La bufala della “moneta francese in Africa”. Spieghiamo il perché

Proviamo a fare chiarezza sulla nuova cialtronata targata M5S

Intervista a LUIGI MARATTIN
La cialtronata della settimana è la bufala della “moneta francese in Africa”. In altri paesi, se dici sciocchezze del genere vieni cacciato a forza di risate dal dibattito pubblico. Da noi, vai in prima serata su RaiUno sommerso dagli applausi.

Proviamo a fare chiarezza?

È VERO CHE CI SONO PAESI AFRICANI CHE USANO LA MONETA FRANCESE?

No. Ci sono 14 paesi africani (tra l’altro non tutte ex-colonie francesi, ma anche spagnole e portoghesi) che, a loro volta divisi in due zone diverse, usano due monete diverse. Entrambe sono emesse da banche centrali africane.

E QUINDI CHE C’ENTRA LA MONETA FRANCESE?

Nulla, anche perché una “moneta francese” non esiste più da 20 anni. Le due monete di cui sopra sono semplicemente legate all’euro da un rapporto di cambio fisso con l’euro (come ne esistono vari, ad esempio quello che ha la Bosnia).

CHI BENEFICIA DALL’AVERE UN CAMBIO FISSO CON L’EURO?

La scelta tra cambio fisso e flessibile non è mai univoca e permanente: dipende dalle circostanze e dal contesto economico. Se sei un paese in via di sviluppo (e se sei legato ad una moneta forte e stabile) è probabile che tu ne tragga parecchio beneficio, perlomeno finché non hai rafforzato la tua economia.

PERCHÉ?

Perché non sei esposto alle fluttuazioni della tua moneta debole che impattano sia sull’economia reale (tramite esportazioni e importazioni) sia sulla stabilità finanziaria (tramite il cambiamento del valore dei debiti in valuta estera). O meglio, sei molto più protetto (perché ora “importi” la stabilità della moneta a cui sei legato). E poiché nei paesi in via di sviluppo sia l’economia reale che quella finanziaria sono fragili, ogni cosa che ne limiti la debolezza è benvenuta (fatti salvi i rischi che ha il sistema dei cambi fissi quando c’è troppa divaricazione tra cicli economici di economie mature, come sappiamo fin dalla caduta di Bretton Woods nel 1971; ecco perché nel lungo periodo è certamente auspicabile un ritorno ai cambi flessibili, cosa che del resto ognuno di quegli Stati può fare subito, se lo vuole).

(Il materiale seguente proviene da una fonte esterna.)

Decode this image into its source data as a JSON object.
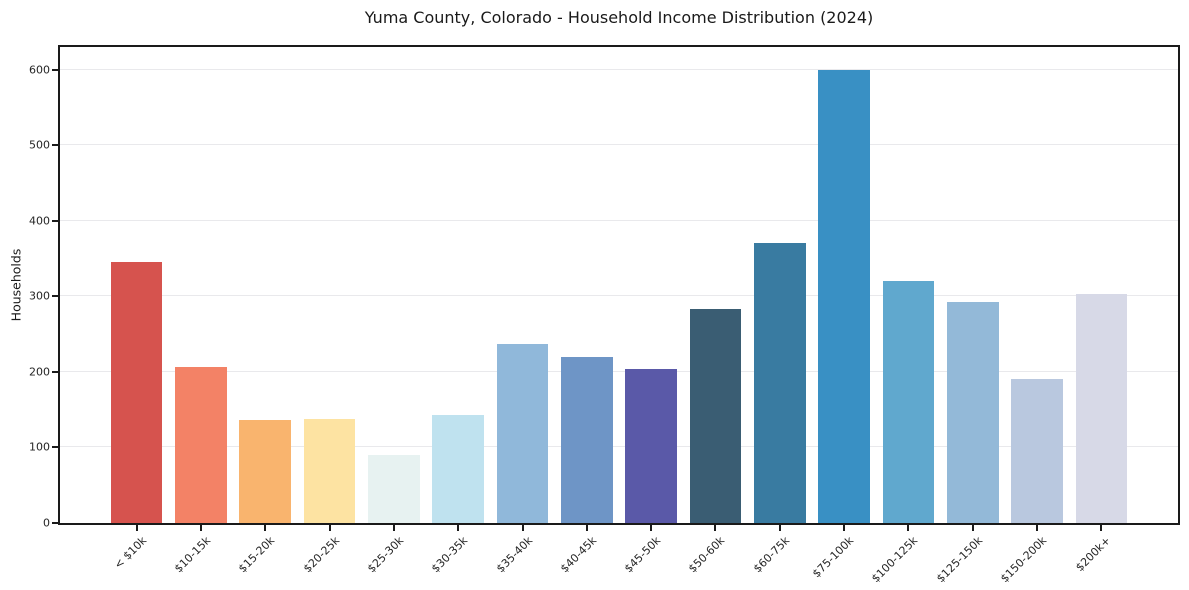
{
  "title": "Yuma County, Colorado - Household Income Distribution (2024)",
  "chart_data": {
    "type": "bar",
    "title": "Yuma County, Colorado - Household Income Distribution (2024)",
    "xlabel": "",
    "ylabel": "Households",
    "categories": [
      "< $10k",
      "$10-15k",
      "$15-20k",
      "$20-25k",
      "$25-30k",
      "$30-35k",
      "$35-40k",
      "$40-45k",
      "$45-50k",
      "$50-60k",
      "$60-75k",
      "$75-100k",
      "$100-125k",
      "$125-150k",
      "$150-200k",
      "$200k+"
    ],
    "values": [
      345,
      207,
      136,
      138,
      90,
      143,
      237,
      220,
      204,
      283,
      370,
      599,
      320,
      293,
      190,
      303
    ],
    "bar_colors": [
      "#d6534e",
      "#f38266",
      "#f9b46e",
      "#fde3a2",
      "#e7f2f1",
      "#bfe2ef",
      "#90b8da",
      "#6e95c6",
      "#5a59a8",
      "#3a5d73",
      "#397ba1",
      "#3990c4",
      "#60a8ce",
      "#93b9d8",
      "#b9c8df",
      "#d7d9e7"
    ],
    "yticks": [
      0,
      100,
      200,
      300,
      400,
      500,
      600
    ],
    "ylim": [
      0,
      630
    ],
    "x_tick_rotation": 45,
    "grid": "horizontal",
    "gridline_color": "#e9e9ec",
    "spine_color": "#1a1a1a",
    "background_color": "#ffffff",
    "legend": "none"
  }
}
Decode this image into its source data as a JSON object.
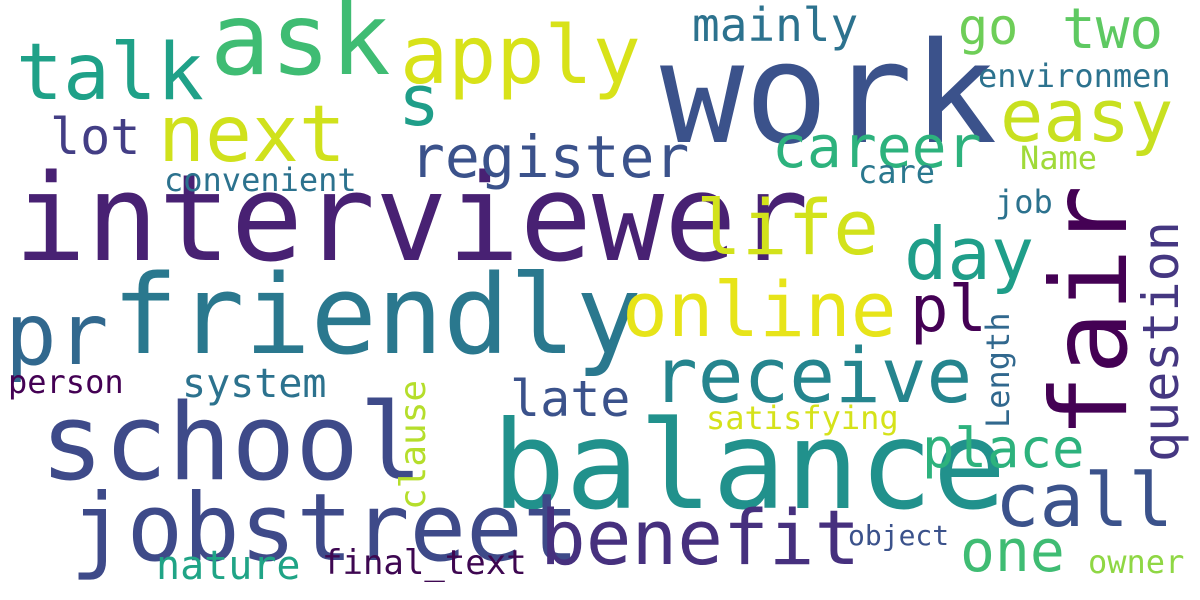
{
  "words": [
    {
      "text": "work",
      "color": "#3b528b"
    },
    {
      "text": "interviewer",
      "color": "#482173"
    },
    {
      "text": "friendly",
      "color": "#2a788e"
    },
    {
      "text": "balance",
      "color": "#21918c"
    },
    {
      "text": "fair",
      "color": "#440154"
    },
    {
      "text": "school",
      "color": "#3e4a89"
    },
    {
      "text": "ask",
      "color": "#3fbc73"
    },
    {
      "text": "jobstreet",
      "color": "#3e4a89"
    },
    {
      "text": "receive",
      "color": "#25858e"
    },
    {
      "text": "benefit",
      "color": "#46307e"
    },
    {
      "text": "apply",
      "color": "#d8e219"
    },
    {
      "text": "talk",
      "color": "#1fa188"
    },
    {
      "text": "next",
      "color": "#d0e11c"
    },
    {
      "text": "life",
      "color": "#d2e21b"
    },
    {
      "text": "online",
      "color": "#e7e419"
    },
    {
      "text": "easy",
      "color": "#c8e020"
    },
    {
      "text": "day",
      "color": "#1f9e89"
    },
    {
      "text": "call",
      "color": "#3b528b"
    },
    {
      "text": "career",
      "color": "#2db27d"
    },
    {
      "text": "register",
      "color": "#3b528b"
    },
    {
      "text": "pr",
      "color": "#31688e"
    },
    {
      "text": "place",
      "color": "#2db27d"
    },
    {
      "text": "one",
      "color": "#3fbc73"
    },
    {
      "text": "question",
      "color": "#453781"
    },
    {
      "text": "late",
      "color": "#3b528b"
    },
    {
      "text": "two",
      "color": "#5ec962"
    },
    {
      "text": "mainly",
      "color": "#2c728e"
    },
    {
      "text": "s",
      "color": "#1f9e89"
    },
    {
      "text": "pl",
      "color": "#440154"
    },
    {
      "text": "go",
      "color": "#6ece58"
    },
    {
      "text": "lot",
      "color": "#433e85"
    },
    {
      "text": "system",
      "color": "#2c728e"
    },
    {
      "text": "nature",
      "color": "#20a486"
    },
    {
      "text": "final_text",
      "color": "#3e0751"
    },
    {
      "text": "clause",
      "color": "#b5de2b"
    },
    {
      "text": "Length",
      "color": "#31688e"
    },
    {
      "text": "satisfying",
      "color": "#d5e21a"
    },
    {
      "text": "person",
      "color": "#440154"
    },
    {
      "text": "convenient",
      "color": "#2c728e"
    },
    {
      "text": "environmen",
      "color": "#2c728e"
    },
    {
      "text": "Name",
      "color": "#a0da39"
    },
    {
      "text": "care",
      "color": "#2a788e"
    },
    {
      "text": "job",
      "color": "#2c728e"
    },
    {
      "text": "object",
      "color": "#3b528b"
    },
    {
      "text": "owner",
      "color": "#8fd744"
    }
  ]
}
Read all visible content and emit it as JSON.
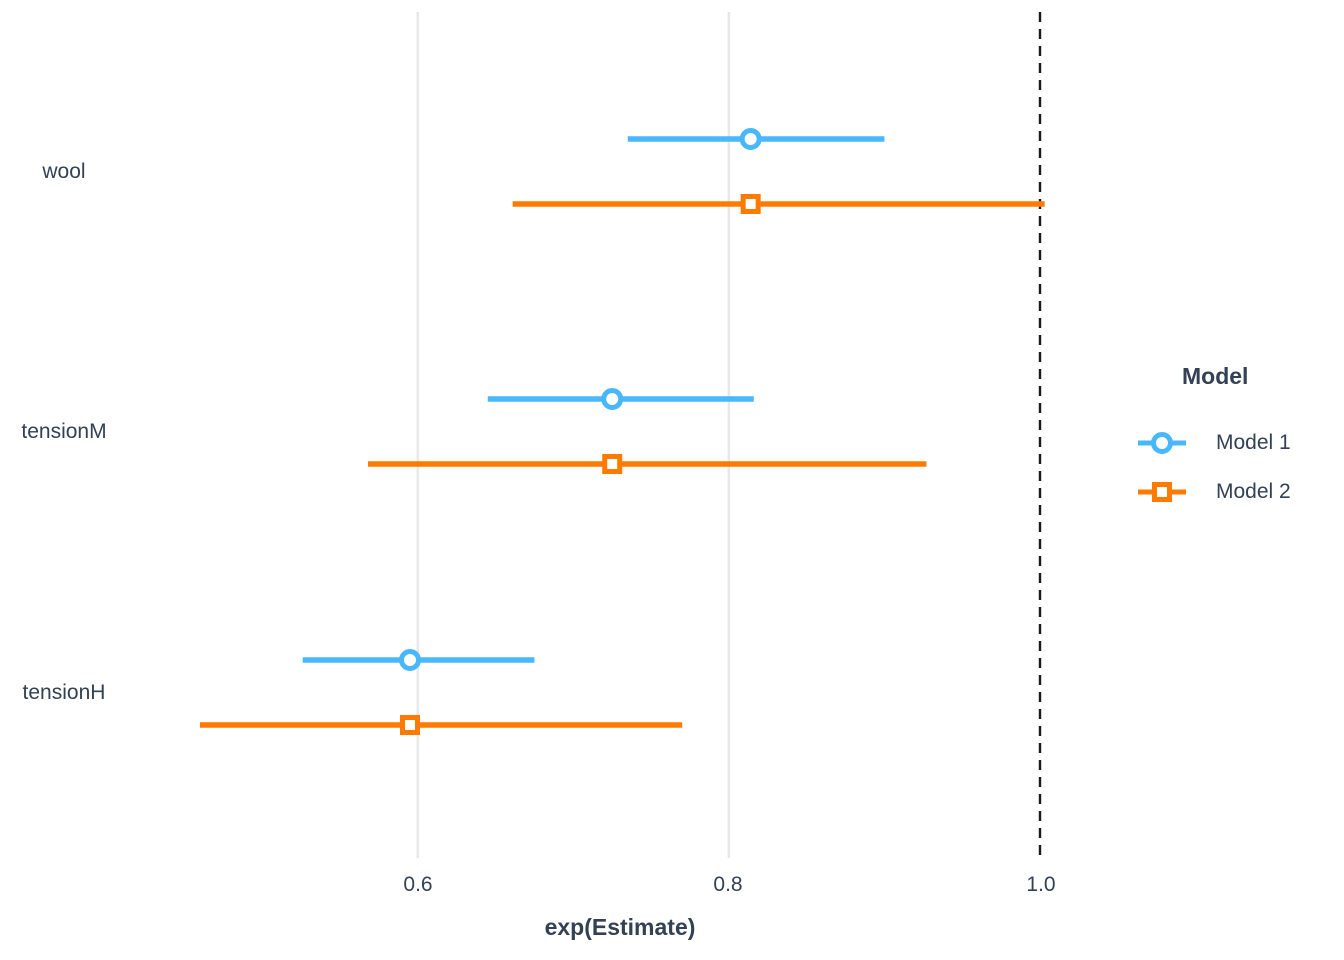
{
  "chart_data": {
    "type": "scatter",
    "variant": "forest-plot-with-horizontal-error-bars",
    "title": "",
    "xlabel": "exp(Estimate)",
    "ylabel": "",
    "xlim": [
      0.415,
      1.045
    ],
    "x_ticks": [
      0.6,
      0.8,
      1.0
    ],
    "x_tick_labels": [
      "0.6",
      "0.8",
      "1.0"
    ],
    "grid": "vertical-gridlines-only",
    "grid_color": "#E8E8E8",
    "text_color": "#334155",
    "background_color": "#FFFFFF",
    "reference_line": {
      "x": 1.0,
      "style": "dashed",
      "color": "#1A1A1A"
    },
    "categories": [
      "wool",
      "tensionM",
      "tensionH"
    ],
    "legend": {
      "title": "Model",
      "position": "right",
      "entries": [
        "Model 1",
        "Model 2"
      ]
    },
    "series": [
      {
        "name": "Model 1",
        "marker": "circle",
        "color": "#49B7FC",
        "points": [
          {
            "term": "wool",
            "estimate": 0.814,
            "ci_low": 0.735,
            "ci_high": 0.9
          },
          {
            "term": "tensionM",
            "estimate": 0.725,
            "ci_low": 0.645,
            "ci_high": 0.816
          },
          {
            "term": "tensionH",
            "estimate": 0.595,
            "ci_low": 0.526,
            "ci_high": 0.675
          }
        ]
      },
      {
        "name": "Model 2",
        "marker": "square",
        "color": "#FF7B00",
        "points": [
          {
            "term": "wool",
            "estimate": 0.814,
            "ci_low": 0.661,
            "ci_high": 1.003
          },
          {
            "term": "tensionM",
            "estimate": 0.725,
            "ci_low": 0.568,
            "ci_high": 0.927
          },
          {
            "term": "tensionH",
            "estimate": 0.595,
            "ci_low": 0.46,
            "ci_high": 0.77
          }
        ]
      }
    ]
  }
}
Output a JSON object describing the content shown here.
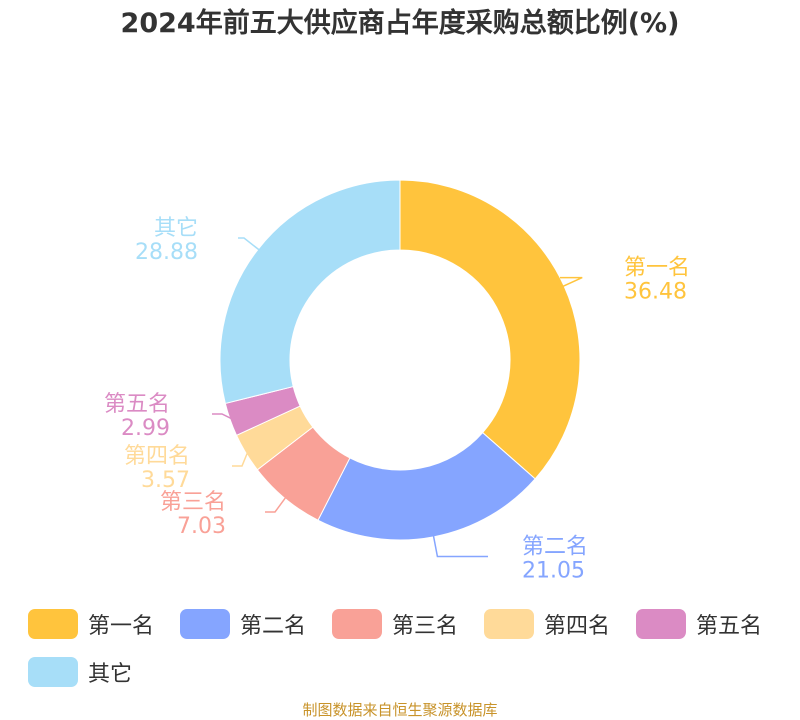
{
  "title": "2024年前五大供应商占年度采购总额比例(%)",
  "source": "制图数据来自恒生聚源数据库",
  "chart_data": {
    "type": "pie",
    "title": "2024年前五大供应商占年度采购总额比例(%)",
    "legend_position": "bottom",
    "slices": [
      {
        "label": "第一名",
        "value": 36.48,
        "value_text": "36.48",
        "color": "#FFC43D"
      },
      {
        "label": "第二名",
        "value": 21.05,
        "value_text": "21.05",
        "color": "#85A5FF"
      },
      {
        "label": "第三名",
        "value": 7.03,
        "value_text": "7.03",
        "color": "#F9A197"
      },
      {
        "label": "第四名",
        "value": 3.57,
        "value_text": "3.57",
        "color": "#FFDA99"
      },
      {
        "label": "第五名",
        "value": 2.99,
        "value_text": "2.99",
        "color": "#DB8BC4"
      },
      {
        "label": "其它",
        "value": 28.88,
        "value_text": "28.88",
        "color": "#A7DEF8"
      }
    ]
  }
}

E QUALI SAREBBERO I BENEFICI CHE LA FRANCIA OTTIENE DA QUESTO SISTEMA?

Nessuno di rilevante.

MA COME? E QUESTI “10 MILIARDI” DEPOSITATI PRESSO Il MINISTERO DEL TESORO FRANCESE..?

Quando c’è un sistema di cambi fissi, significa che ci deve essere qualcuno che si fa garante di quel cambio; perché se il libero commercio di quella valuta fa sì che il suo valore esterno salga o scenda oltre il rapporto di cambio fisso, qualcuno deve intervenire sul mercato dei cambi (acquistando o vendendo quella valuta) per ripristinare il valore concordato.

E con quali soldi si interviene sul mercato dei cambi? Con le riserve detenute presso le banche centrali.

Nel sistema di cambi fissi di cui stiamo parlando, è la Francia che si fa garante del mantenimento del cambio fisso (sollevando così i paesi africani da questo pesante onere, che storicamente – vedi Sud America – ha provocato il crollo di quelle economie). L’unica cosa è che chiede – giustamente! – a quei paesi di compartecipare a questo costo, versando parte delle riserve delle loro banche centrali al ministero del Tesoro francese, in modo che quelle somme possano essere utilizzate per difendere il cambio fisso.

Sono appunto i famosi 10 miliardi. Che non sono un furto, bensì la compartecipazione ad un onere di cui si fa carico la Francia (invece dei paesi stessi).

MA CON QUEI 10 MILIARDI QUEI PAESI AFRICANI POTREBBERO INVESTIRE IN STRADE, PONTI, INFRASTRUTTURE?

No. Le riserve delle banche centrali non fanno parte della spesa pubblica; servono, appunto, a intervenire sul mercato dei cambi, e non possono essere usate nell’economia reale. A meno di non voler monetizzare il debito pubblico (cioè stampare moneta a go-go), che non a caso è la folle posizione che ogni tanto il M5S ripete.